How did these modern nations arise in the transformation of the Roman Empire from its old simple pagan condition to one complex Christian civilization? How came there to be also nations exterior to the Empire; old nations like Ireland, new nations like Poland? We must be able to answer this question if we are to understand, not only that European civilization has been continuous (that is, one in time as well as one in spirit and in place), but also if we are to know why and how that continuity was preserved. For one we are and will be, all Europeans. The moment something threatens our common morals from within, we face it, however tardily. We have forgotten what it is to feel a threat from without: but it may come.

We are already familiar with the old popular and false explanation of the rise of the European nations. This explanation tells us that great numbers of vigorous barbarians entered the Roman Empire, conquered it, established themselves as masters, and parceled out its various provinces.

We have seen that such a picture is fantastic and, when it is accepted, destroys a man’s historic sense of Europe.

We have seen that the barbarians who burst through the defence of civilization at various times (from before the beginnings of recorded history; through the pagan period prefacing Our Lord’s birth; during the height of the Empire proper, in the third century; again in the fourth and the fifth) never had the power to affect that civilization seriously, and therefore were invariably conquered and easily absorbed. It was in the natural course of things this should be so.

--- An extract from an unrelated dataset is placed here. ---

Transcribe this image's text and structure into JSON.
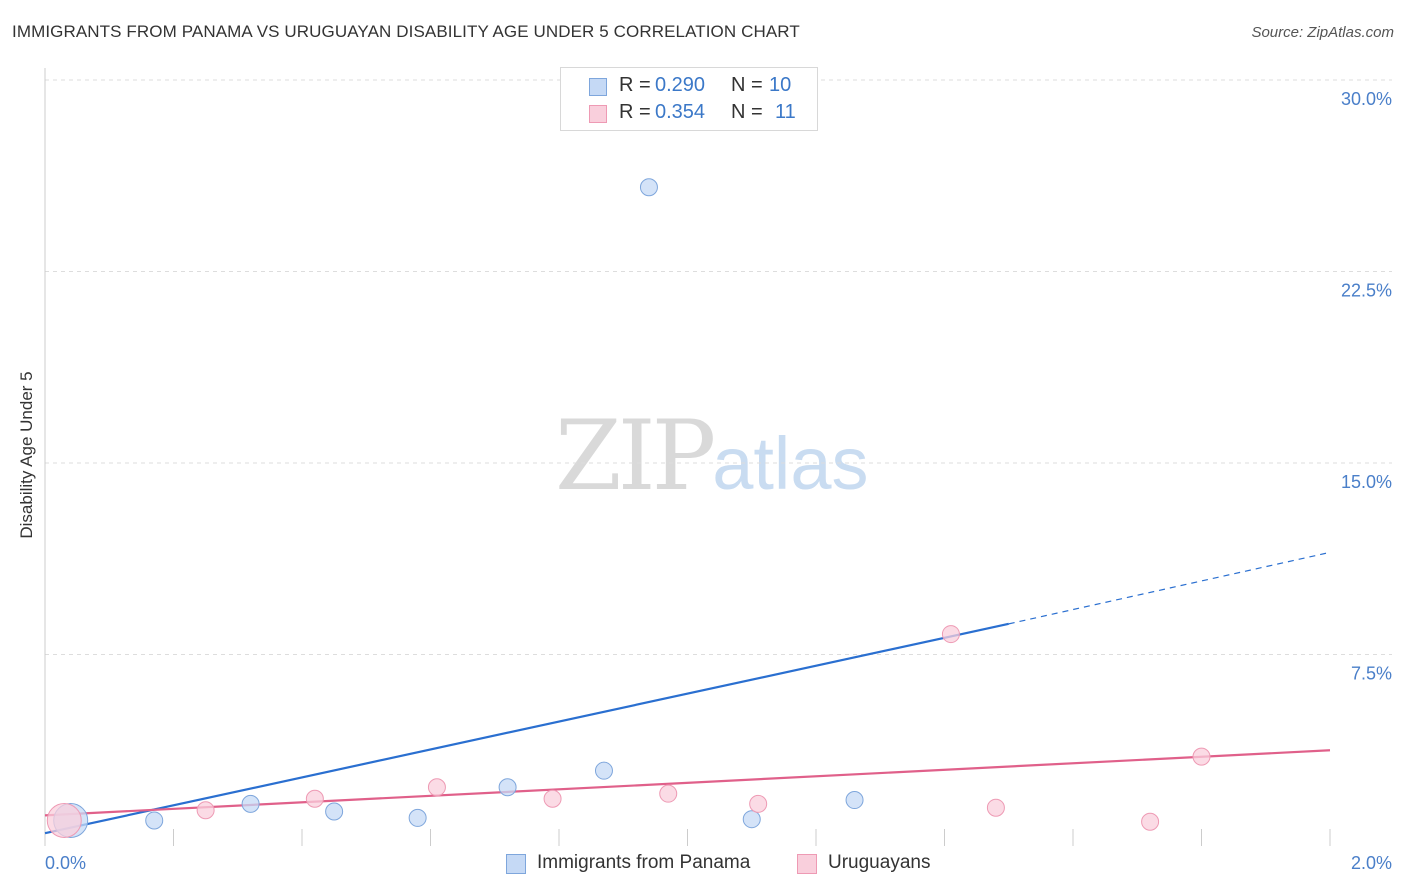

I say “in the natural course of things.” Dreadful as the irruption of barbarians into civilized places must always be, even on a small scale, the conquest of civilization by barbarians is always and necessarily impossible. Barbarians may have the weight to destroy the civilization they enter, and in so doing to destroy themselves with it. But it is inconceivable that they should impose their view and manner upon civilized men. Now to impose one’s view and manner, dare leges (to give laws), is to conquer.

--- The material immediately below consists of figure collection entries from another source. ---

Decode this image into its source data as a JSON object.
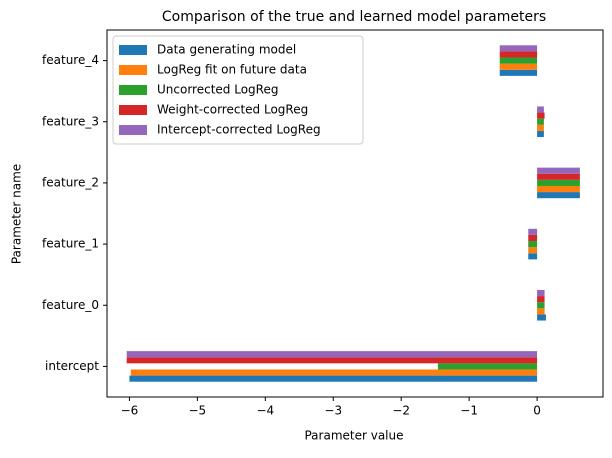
{
  "chart_data": {
    "type": "barh",
    "title": "Comparison of the true and learned model parameters",
    "xlabel": "Parameter value",
    "ylabel": "Parameter name",
    "categories": [
      "intercept",
      "feature_0",
      "feature_1",
      "feature_2",
      "feature_3",
      "feature_4"
    ],
    "series": [
      {
        "name": "Data generating model",
        "color": "#1f77b4",
        "values": [
          -6.0,
          0.13,
          -0.13,
          0.63,
          0.1,
          -0.55
        ]
      },
      {
        "name": "LogReg fit on future data",
        "color": "#ff7f0e",
        "values": [
          -5.98,
          0.11,
          -0.13,
          0.63,
          0.1,
          -0.55
        ]
      },
      {
        "name": "Uncorrected LogReg",
        "color": "#2ca02c",
        "values": [
          -1.46,
          0.11,
          -0.13,
          0.63,
          0.1,
          -0.55
        ]
      },
      {
        "name": "Weight-corrected LogReg",
        "color": "#d62728",
        "values": [
          -6.04,
          0.11,
          -0.13,
          0.63,
          0.11,
          -0.55
        ]
      },
      {
        "name": "Intercept-corrected LogReg",
        "color": "#9467bd",
        "values": [
          -6.04,
          0.11,
          -0.13,
          0.63,
          0.1,
          -0.55
        ]
      }
    ],
    "xlim": [
      -6.33,
      0.97
    ],
    "xticks": [
      {
        "value": -6,
        "label": "−6"
      },
      {
        "value": -5,
        "label": "−5"
      },
      {
        "value": -4,
        "label": "−4"
      },
      {
        "value": -3,
        "label": "−3"
      },
      {
        "value": -2,
        "label": "−2"
      },
      {
        "value": -1,
        "label": "−1"
      },
      0
    ],
    "legend": "upper left"
  }
}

Moreover, save under the most exceptional conditions, a civilized army with its training, discipline and scientific traditions of war, can always ultimately have the better of a horde. In the case of the Roman Empire the armies of civilization did, as a fact, always have the better of the barbarian hordes. Marius had the better of the barbarians a hundred years before Our Lord was born, though their horde was not broken until it had suffered the loss of 200,000 dead. Five hundred years later the Roman armies had the better of another similar horde of barbarians, the host of Radagasius, in their rush upon Italy; and here again the vast multitude lost some 200,000 killed or sold into slavery. We have seen how the Roman generals, Alaric and the others, destroyed them.

But we have also seen that within the Roman Army itself certain auxiliary troops (which may have preserved to some slight extent traces of their original tribal character, and probably preserved for a generation or so a mixture of Roman speech, camp slang, and the original barbaric tongues) assumed greater and greater importance in the Roman Army towards the end of the imperial period—that is, towards the end of the fourth, and in the beginning of the fifth, centuries (say, 350-450).

We have seen why these auxiliary forces continued to increase in importance within the Roman Army, and we have seen how it was only as Roman soldiers, and as part of the regular forces of civilization, that they had that importance, or that their officers and generals, acting as Roman officers and generals, could play the part they did.

The heads of these auxiliary forces were invariably men trained as Romans. They knew of no life save that civilized life which the Empire enjoyed. They regarded themselves as soldiers and politicians of the State in which—not against which—they warred. They acted wholly within the framework of Roman things. The auxiliaries had no memory or tradition of a barbaric life beyond the Empire, though their stock in some part sprang from it; they had no liking for barbarism, and no living communication with it. The auxiliary soldiers and their generals lived and thought entirely within those imperial boundaries which guarded paved roads, a regular and stately architecture, great and populous cities, the vine, the olive, the Roman law and the bishoprics of the Catholic Church. Outside was a wilderness with which they had nothing to do.

Armed with this knowledge (which puts an end to any fantastic theory of barbarian “conquest”), let us set out to explain that state of affairs which a man born, say, a hundred years after the last of the mere raids into the Empire was destroyed under Radagasius, would have observed in middle age.